Last week I wrote about con artists in Thunder Bay. Within two days of the article’s printing I received five emails, two from legitimately concerned citizens and three from likely con artists who were, A) fishing for information as to whether I was talking about them or not, B) if I was, they were warning me that they were capable of hurting me – legally or damaging my reputation, C) attempting to assure me that they were legitimate.
It was weird, and required a lot of reading between the lines, but it followed a pattern, revealing how psychologically messed up con artists really are. I’m glad I’m not an authority, but a victim. I wrote about my experience with two con artists in Vancouver in a short story called Case 5323. I also had dealings with a con artist in Victoria, and two local con artists. Fortunately, by that time, I had learned a few lessons.
These responses dredged up another subject that is controversial in the art world, which is appropriation. Appropriation is a world of grey, and although all of us writers, painters, sculptors, musicians, etc. do it in varying degrees, we are conscious of those who do it a little too much. There is no fine line in the art world as to what is truly inspiration or when we emulate those we admire to the point that we are absolutely ripping off another artist.
In our times of mass reproduction, visually and sonically, sampling occurs regularly where everyone is inspired by someone else, consciously and subconsciously to the point where nothing seems entirely original, and claims of originality cause a raising of the eyebrows.
But at what point does inspiration from another artist become stealing? It should be obvious that if the person doing the appropriating feels some sense of guilt or has to look hard for justification for doing so, then they are probably getting a little too inspired. Yet, if an artist doesn’t have, or listen to, a little alarm bell system in their head, then who will call them out? Their mother?
At its extreme, there are people who steal directly from other artists, possibly because it’s profitable and certainly because it’s easy. And still some even claim to be the great defenders of the people they steal from. It’s a bit like the woman who appeared years ago on an American news program, as light entertainment, who said she LOVES butterflies. So much so that she had a collection of thousands of them. The TV cameras panned the walls of her home. From floor to ceiling of her huge house she had covered her walls with little dead butterflies.
An artist in Victoria, Ron Stacy, a white guy, took a break from painting for several years, returning to it using a new style, because he took seriously the criticism he was getting, mostly from non-natives, for using native imagery in his art. Even though Stacy’s knowledge of First Nations culture was extensive and he treated the culture with great respect, he felt it necessary to do some reflecting. It shows in his change of style, which is more original. He can be commended for his ability to reflect on the situation. And he’s a good artist.
Although no one person can claim to own a style, collectors and admirers of art have expectations that when purchasing work that looks distinctly like First Nations art, that the artist is native person, metis, or at least someone who has some kind of close heritage. When a totally white guy does it, it begs a few questions.
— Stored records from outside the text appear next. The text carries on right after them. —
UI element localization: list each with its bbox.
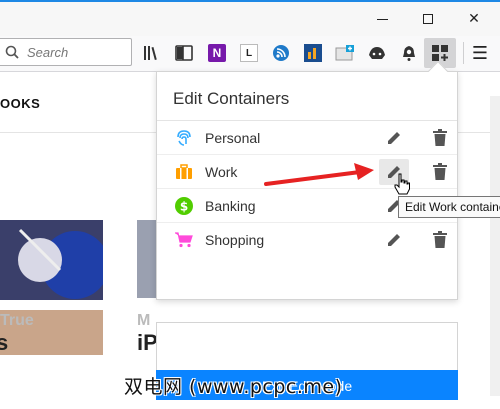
- toolbar-separator: [463, 42, 464, 64]
- page-heading: OOKS: [0, 96, 41, 111]
- dollar-icon: $: [175, 197, 193, 215]
- lastpass-icon[interactable]: L: [238, 42, 260, 64]
- article-title-fragment[interactable]: s: [0, 330, 8, 356]
- edit-personal-button[interactable]: [379, 125, 409, 151]
- search-input[interactable]: Search: [0, 38, 132, 66]
- notifications-icon[interactable]: [398, 42, 420, 64]
- article-thumbnail-partial[interactable]: [137, 220, 157, 298]
- pencil-icon: [388, 132, 400, 144]
- article-title-fragment-2[interactable]: iP: [137, 330, 158, 356]
- search-icon: [5, 45, 19, 59]
- hand-cursor-icon: [394, 173, 410, 195]
- container-name: Personal: [205, 130, 261, 146]
- container-row-shopping[interactable]: Shopping: [157, 223, 457, 257]
- containers-icon[interactable]: [429, 42, 451, 64]
- red-arrow-annotation: [264, 163, 374, 186]
- article-caption-faded-2: M: [137, 312, 151, 329]
- onenote-icon[interactable]: N: [206, 42, 228, 64]
- page-scrollbar[interactable]: [490, 96, 500, 396]
- trash-icon: [433, 163, 447, 180]
- briefcase-icon: [175, 163, 193, 181]
- container-name: Banking: [205, 198, 256, 214]
- library-icon[interactable]: [141, 42, 163, 64]
- maximize-icon[interactable]: [405, 2, 451, 36]
- container-name: Shopping: [205, 232, 265, 248]
- svg-text:$: $: [180, 200, 188, 214]
- edit-shopping-button[interactable]: [379, 227, 409, 253]
- screenshot-icon[interactable]: [334, 42, 356, 64]
- feed-icon[interactable]: [270, 42, 292, 64]
- delete-work-button[interactable]: [427, 159, 453, 185]
- trash-icon: [433, 129, 447, 146]
- article-thumbnail[interactable]: [0, 220, 103, 300]
- pencil-icon: [388, 234, 400, 246]
- container-name: Work: [205, 164, 238, 180]
- minimize-icon[interactable]: [359, 2, 405, 36]
- menu-icon[interactable]: ☰: [469, 42, 491, 64]
- privacy-badger-icon[interactable]: [366, 42, 388, 64]
- browser-toolbar: Search N L ☰: [0, 36, 500, 72]
- panel-title: Edit Containers: [173, 89, 290, 108]
- cart-icon: [175, 231, 193, 249]
- delete-personal-button[interactable]: [427, 125, 453, 151]
- reader-view-icon[interactable]: [173, 42, 195, 64]
- article-caption-faded: True: [0, 312, 34, 329]
- edit-tooltip: Edit Work container: [398, 196, 500, 218]
- delete-shopping-button[interactable]: [427, 227, 453, 253]
- watermark-text: 双电网 (www.pcpc.me): [124, 376, 343, 398]
- close-icon[interactable]: ✕: [451, 2, 497, 36]
- container-row-personal[interactable]: Personal: [157, 121, 457, 155]
- stats-icon[interactable]: [302, 42, 324, 64]
- search-placeholder: Search: [27, 45, 69, 60]
- title-bar: ✕: [0, 2, 500, 36]
- trash-icon: [433, 231, 447, 248]
- fingerprint-icon: [175, 129, 193, 147]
It’s certainly the case when artists apply for grants. Jurors routinely deal with having to question the authenticity and legitimate aims of the person applying. The attempt to win the hearts of jurors by aiming to help/save/comment on/celebrate/ask questions/expose, etc. any aspect of another culture is met with serious debate. Without authority on the subject and without the necessary research a jury can quickly vote “no” on the application. This happens especially fast when a member of the community that the application intends to deal with, is on the jury.
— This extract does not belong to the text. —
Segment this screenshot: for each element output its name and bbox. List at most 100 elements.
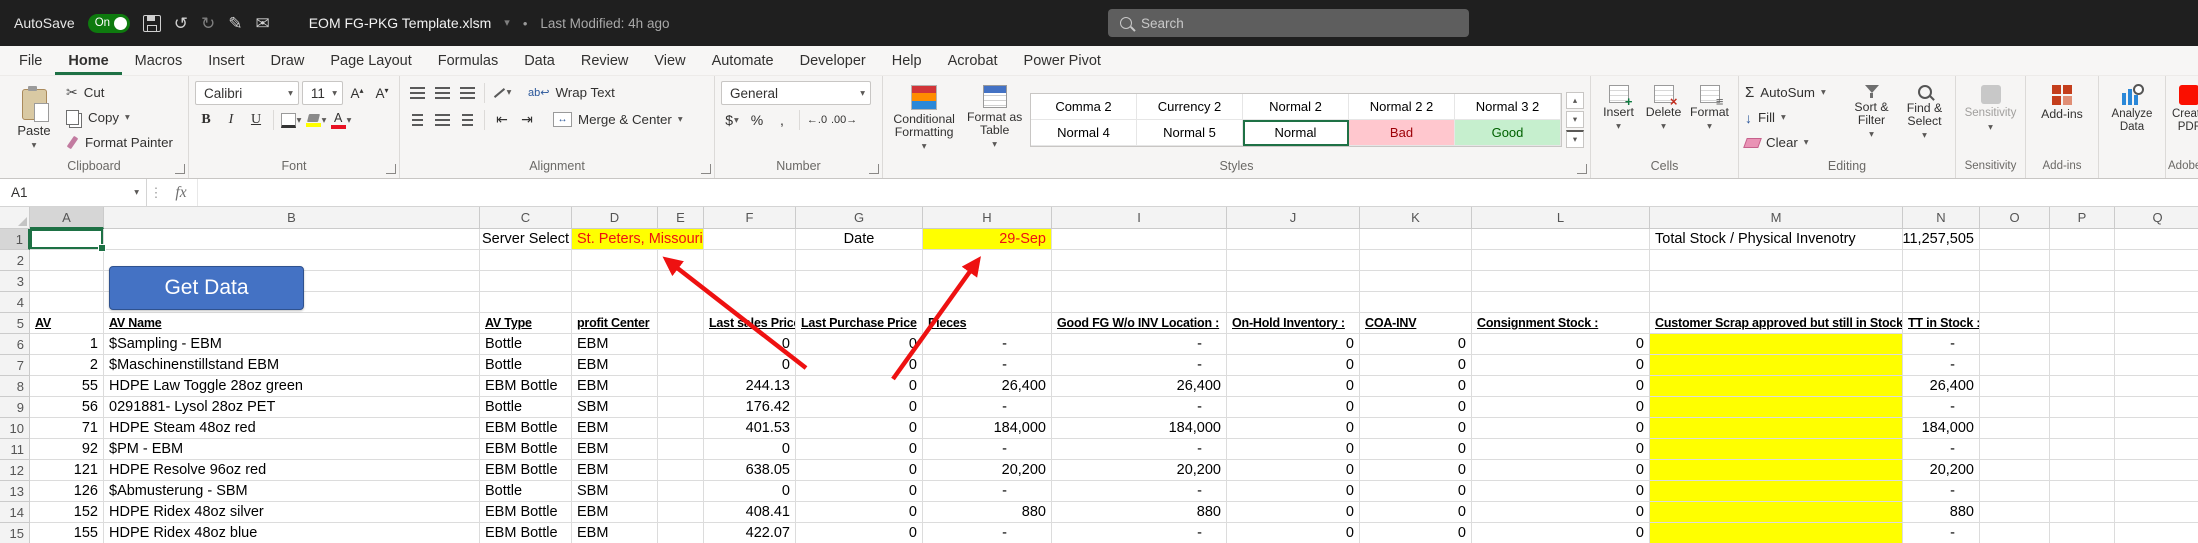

And then appropriation gets even more complicated and enters a realm where I have no experience and can only ask questions. As it is obvious when a white guy inappropriately appropriates, what’s the dynamic when first nation artists appropriate other first nations artist’s styles and subject matter? To what degree is it okay? Is there any kind of self-policing on who gets to use a style? And to what degree is native, native? How Metis is Metis? Does blood and history and tribe matter, or is the knowledge of the subject and culture more important? It’s somewhat confusing, but also very interesting.